Artworks and Institutions help to affect change
Image: The power of a popular image … Guerrilla Girls superimposed a gorilla mask on Ingres’s La Grande Odalisque. Photograph: courtesy guerrillagirls.com.
“You can get another picture, but you cannot get a life, as they are killing Mrs Pankhurst.”
These were the words of Mary Richardson who, on 10 March 1914, walked into London’s National Gallery and slashed, with a meat chopper, Velázquez’s Rokeby Venus (1647–51). Smashing through the glass, she scarred several times Velázquez’s idealised nude in protest of the re-arrest of British suffragette Emmeline Pankhurst. Richardson was subsequently sentenced to six months’ imprisonment.
This type of protest – and Richardson’s words – resonated this month when Anna Holland and Phoebe Plummer, part of the Just Stop Oil protest group, made headlines across the world by throwing a tin of soup over Van Gogh’s Sunflowers (1888). Glueing themselves to the wall of London’s National Gallery, they announced: “What is worth more: art or life? Is it worth more than … justice?”
Think what you like about the stunt – even Plummer agreed, “it is ridiculous”. Ultimately, it worked for grabbing attention and sparking conversation, she goes on, “so we can ask the questions that matter”. Margaret Klein Salamon, executive director of the Climate Emergency Fund, which bankrolls Just Stop Oil, confirmed: “In terms of press coverage, the Van Gogh protest may be the most successful action I’ve seen in the last eight years in the climate movement. It was a breakthrough.”
For centuries, activists have used art as a form of protest, and a way to get noticed. As Holland pointed out in an interview with Frieze: “We take inspiration from the civil rights movement, the suffragettes, the queer movement … Our method of just throwing soup at the glass is a less violent gesture than that, but I like to think just as attention-grabbing.”
Interacting with artworks and institutions is an effective way of sparking attention and controversy, and actuating change. There is power in both: they have the ability to alter the status quo. Institutions, with their role as leading cultural centres of the world, are places where debates of all sorts should happen. A recent example is Nan Goldin’s successful campaign Prescription Addiction Intervention Now (Pain), which brought worldwide attention to the corruption behind the OxyContin crisis, and saw hundreds of cultural organisations drop their associations with the Sackler name.

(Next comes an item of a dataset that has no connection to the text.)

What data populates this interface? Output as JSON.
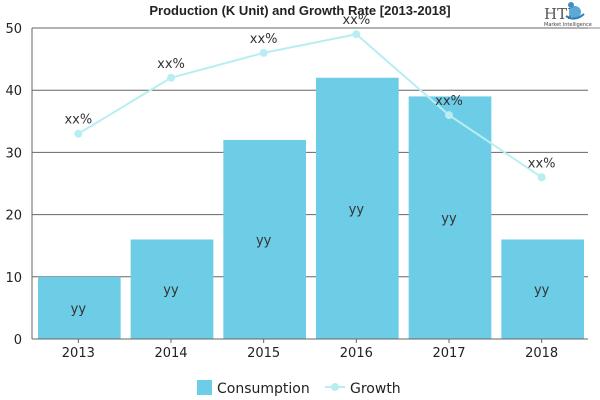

Artworks, similarly, can reflect or be catalysts for change. Although it might not seem radical now, Van Gogh’s paintings – and the style in which he worked, drawing on the impressionists – were deemed severely controversial by the establishment when they were first produced. They went on to be enormously influential in the development of modern art.
But the power of an artwork is also its ability to live on through different times, and speak to various generations and cultures. Whereas the symbol of sunflowers meant something else to Van Gogh in the 1880s, today they can represent the dying out of crops and, as the Just Stop Oil protesters remind us, how “we’ve seen 33 million people in Pakistan displaced by apocalyptic floods, 36 million have had their lives absolutely ruined by the famines in east Africa”. Holland continues, “Yet, all it took was two young people to throw soup at a painting to get people talking more”. This makes us question, as a society, do we value painted ones more than real ones, real ones that will enable our planet to survive?
Images – and recognisable ones – have the power to speak to the masses and make messages accessible. One of the most effective artist-activists in recent times is the Guerrilla Girls, who formed in 1985 after MoMA failed to include more than 17 women and eight artists of colour (out of 169 artists) in a major survey exhibition on painting and sculpture.
To protest their outrage, they took to the streets, anonymously and throughout the night, “because they were free” – free in the monetary value, and free from the patriarchy-ridden museums. With bold, loud graphics and text emblazoned with shocking statistics, they exposed the truth about the lack of equality in institutions by pasting posters on walls next to museums to shock and preach truth to the public.
Disruptive from the get-go, as they once told me, “Women artists were excited and empowered, and everyone else was really pissed off!” (See, no change is without controversy). They rightly targeted institutions considering, as asked in their 1985 poster, How Many Women Artists Had One-Person Exhibitions in NYC Art Museums Last Year?, they found that none had had exhibitions at the Guggenheim, the Met or the Whitney, and just one at the Modern (now MoMA).
Most famously, they questioned the abundance of nude female bodies versus the female artists on view at the Met. Placing a gorilla mask on Ingres’s La Grande Odalisque (1814) they concluded that, “Less than 5% of the artists in the Modern Art sections are women, but 85% of the nudes are female.” Revisiting the statistics in 2012, they found that little had improved: “Less than 4% of the artists in the Modern Art sections are women, but 76 % of the nudes are female.”
As with the soup incident, it might be ridiculous to place a gorilla mask on La Grande Odalisque – an idealised nude not dissimilar from the Rokeby Venus slashed by Richardson – but by using an identifiable image, or something that is “beautiful and valued”, both were able to keep in the public’s mind and draw attention to, as Plummer said, “the questions that matter”.